Hohe Grundpreise scheinen in Bayern die Ausnahme zu sein
Bei genauem Hinschauen fallen allerdings schon Besonderheiten auf, die zum Handeln Anlass geben sollten. Der Grundpreis oder Systempreis ist für viele Wasserversorger mittlerweile zu einem entscheidenden Preisbestandteil geworden. Egal, wie sich die Nachfrage entwickelt, der Grundpreis sorgt für eine sichere Kostendeckung und trägt zur Preisstabilisierung bei. Und dies wird gerade in Bayern angesichts der restriktiver gewordenen Subventionspraxis der Staatsregierung für Wasserinfrastruktur immer wichtiger. Die Statistik zeigt, dass eine hohe Zahl der Versorger Grundpreisanteile aufweist, die auf Dauer die Kostendeckung bedrohen oder für Preissteigerungen gesorgt haben. Vielleicht hat aber auch der eine oder andere schon sparen müssen, die Auswirkungen könnte die anstehende bayerische Wasserverlust-Statistik belegen, deren Daten gegenwärtig erhoben werden.
19 Prozent beträgt der (auf Landkreisebene ungewichtete) durchschnittliche Anteil des jährlich festen Entgelts, das entweder an der Zählergröße oder an der Gebäudegröße bemessen wird. Insbesondere in Franken fallen geringe Grundpreise auf. Es ist sicher nur ein Zufall, dass dort die Durchschnittspreise vergleichsweise hoch sind.
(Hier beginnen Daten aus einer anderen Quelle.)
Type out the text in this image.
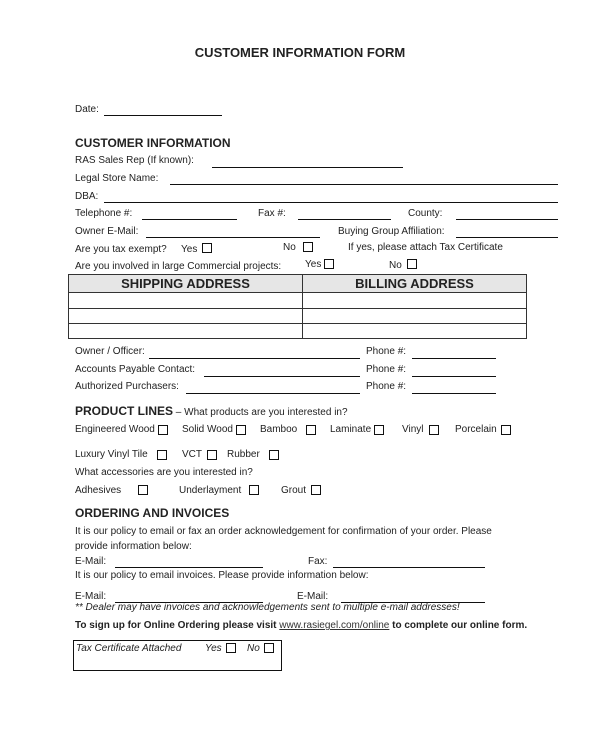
CUSTOMER INFORMATION FORM
Date:
CUSTOMER INFORMATION
RAS Sales Rep (If known):
Legal Store Name:
DBA:
Telephone #:	Fax #:	County:
Owner E-Mail:	Buying Group Affiliation:
Are you tax exempt? Yes	No	If yes, please attach Tax Certificate
Are you involved in large Commercial projects: Yes	No
SHIPPING ADDRESS	BILLING ADDRESS
Owner / Officer:	Phone #:
Accounts Payable Contact:	Phone #:
Authorized Purchasers:	Phone #:
PRODUCT LINES – What products are you interested in?
Engineered Wood	Solid Wood	Bamboo	Laminate	Vinyl	Porcelain
Luxury Vinyl Tile	VCT	Rubber
What accessories are you interested in?
Adhesives	Underlayment	Grout
ORDERING AND INVOICES
It is our policy to email or fax an order acknowledgement for confirmation of your order. Please
provide information below:
E-Mail:	Fax:
It is our policy to email invoices. Please provide information below:
E-Mail:	E-Mail:
** Dealer may have invoices and acknowledgements sent to multiple e-mail addresses!
To sign up for Online Ordering please visit www.rasiegel.com/online to complete our online form.
Tax Certificate Attached Yes	No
Wer als Versorger mit einem Grundpreisanteil von weniger als 10 Prozent bei Nachfragerückgängen oder demografischen Schwankungen seine Wasserpreise in Folge von Kostendeckungslücken anpassen muss, hat die Preisbremse noch nicht erkannt.
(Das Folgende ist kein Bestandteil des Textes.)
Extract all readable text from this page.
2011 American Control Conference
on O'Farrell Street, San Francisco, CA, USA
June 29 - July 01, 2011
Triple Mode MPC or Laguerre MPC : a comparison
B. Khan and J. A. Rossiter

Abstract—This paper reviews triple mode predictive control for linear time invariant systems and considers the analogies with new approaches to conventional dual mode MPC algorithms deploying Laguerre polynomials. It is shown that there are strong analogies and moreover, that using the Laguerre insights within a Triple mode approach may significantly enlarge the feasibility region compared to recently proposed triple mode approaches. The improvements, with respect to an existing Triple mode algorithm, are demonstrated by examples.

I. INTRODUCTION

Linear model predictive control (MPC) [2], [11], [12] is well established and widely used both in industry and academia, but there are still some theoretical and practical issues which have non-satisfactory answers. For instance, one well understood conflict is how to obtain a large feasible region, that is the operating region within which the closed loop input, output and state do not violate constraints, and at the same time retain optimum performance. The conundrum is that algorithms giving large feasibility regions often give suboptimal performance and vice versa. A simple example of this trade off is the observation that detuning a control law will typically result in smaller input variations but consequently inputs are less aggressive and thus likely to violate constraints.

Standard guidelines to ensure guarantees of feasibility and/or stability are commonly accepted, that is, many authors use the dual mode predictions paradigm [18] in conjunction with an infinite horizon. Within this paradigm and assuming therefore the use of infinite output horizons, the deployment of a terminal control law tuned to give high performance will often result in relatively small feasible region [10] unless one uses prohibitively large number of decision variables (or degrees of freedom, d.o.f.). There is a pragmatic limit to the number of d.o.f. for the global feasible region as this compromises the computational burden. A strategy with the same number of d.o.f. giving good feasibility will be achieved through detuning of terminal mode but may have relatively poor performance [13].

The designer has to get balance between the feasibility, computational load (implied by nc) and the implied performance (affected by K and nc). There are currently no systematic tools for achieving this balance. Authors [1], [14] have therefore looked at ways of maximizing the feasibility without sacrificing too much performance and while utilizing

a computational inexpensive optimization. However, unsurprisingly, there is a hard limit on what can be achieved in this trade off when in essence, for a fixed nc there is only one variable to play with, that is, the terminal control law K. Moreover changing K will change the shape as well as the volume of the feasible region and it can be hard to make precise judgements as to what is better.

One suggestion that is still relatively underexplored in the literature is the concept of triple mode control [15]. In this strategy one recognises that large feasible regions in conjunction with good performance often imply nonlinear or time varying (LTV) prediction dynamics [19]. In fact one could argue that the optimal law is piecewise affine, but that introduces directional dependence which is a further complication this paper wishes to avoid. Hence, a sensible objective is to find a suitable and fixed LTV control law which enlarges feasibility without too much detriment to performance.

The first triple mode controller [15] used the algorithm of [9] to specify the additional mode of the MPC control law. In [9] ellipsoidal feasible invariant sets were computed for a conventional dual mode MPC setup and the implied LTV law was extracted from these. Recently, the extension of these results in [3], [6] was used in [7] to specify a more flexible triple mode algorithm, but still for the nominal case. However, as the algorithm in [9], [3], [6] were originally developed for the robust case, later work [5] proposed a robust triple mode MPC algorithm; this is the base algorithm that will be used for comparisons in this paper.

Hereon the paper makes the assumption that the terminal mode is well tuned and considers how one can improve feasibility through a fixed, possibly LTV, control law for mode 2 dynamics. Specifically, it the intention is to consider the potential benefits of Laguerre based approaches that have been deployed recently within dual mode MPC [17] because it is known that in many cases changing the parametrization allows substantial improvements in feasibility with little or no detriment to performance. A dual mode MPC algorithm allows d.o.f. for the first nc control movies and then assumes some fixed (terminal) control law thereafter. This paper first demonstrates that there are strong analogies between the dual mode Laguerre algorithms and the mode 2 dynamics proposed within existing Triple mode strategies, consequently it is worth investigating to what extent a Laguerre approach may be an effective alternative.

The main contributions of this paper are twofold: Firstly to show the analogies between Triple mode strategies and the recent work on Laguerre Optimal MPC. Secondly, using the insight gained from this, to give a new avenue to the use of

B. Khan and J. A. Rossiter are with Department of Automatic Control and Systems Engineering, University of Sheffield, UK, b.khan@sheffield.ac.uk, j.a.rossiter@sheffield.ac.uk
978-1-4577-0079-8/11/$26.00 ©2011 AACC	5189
Es gibt auch gute Beispiele in Bayern: zwei von 96 kreisfreien Städten und Landkreisen haben ihren Grundpreis auf mindestens 30 Prozent angehoben. Jean Petra, Geschäftsführer der HEW HofEnergie+Wasser GmbH, berichtete jüngst auf einer Fachtagung in Hof, dass in der oberfränkischen Kreisstadt mit einer schrittweisen Anpassung der Grundpreise auf 45 % erfolgreich dem Rückgang der Wassernachfrage um ca. 28 % in 25 Jahren begegnet werden konnte. Wie Hof ist die Mehrzahl der nordbayerischen Kommunen von schwindenden Bevölkerungszahlen bedroht. Der Nachfragerückgang ist da nur eine Frage der Zeit. Da wird es nicht überraschen, dass die Umsatzerlöse einbrechen, wenn die Bevölkerung schwindet oder andere Gründe für Nachfragerückgang wirken.

Kostendeckend müssen die Entgelte sein, das fordern EU-Recht und Kommunalabgaben-Gesetze. Das kann auf Dauer nur mit mindestens 40- bis 50%-igen Grundpreisanteilen gelingen. Versorger, die ihre Grundpreisanteile gering halten und schließlich Kostendeckungsbeiträge insbesondere bei Nachfrageveränderungen fehlen, dürfen zwar auch auf „lokale Besonderheiten“ als Grund für steigende Preise verweisen, gemeint ist dann aber die “Wasserpreispolitik”.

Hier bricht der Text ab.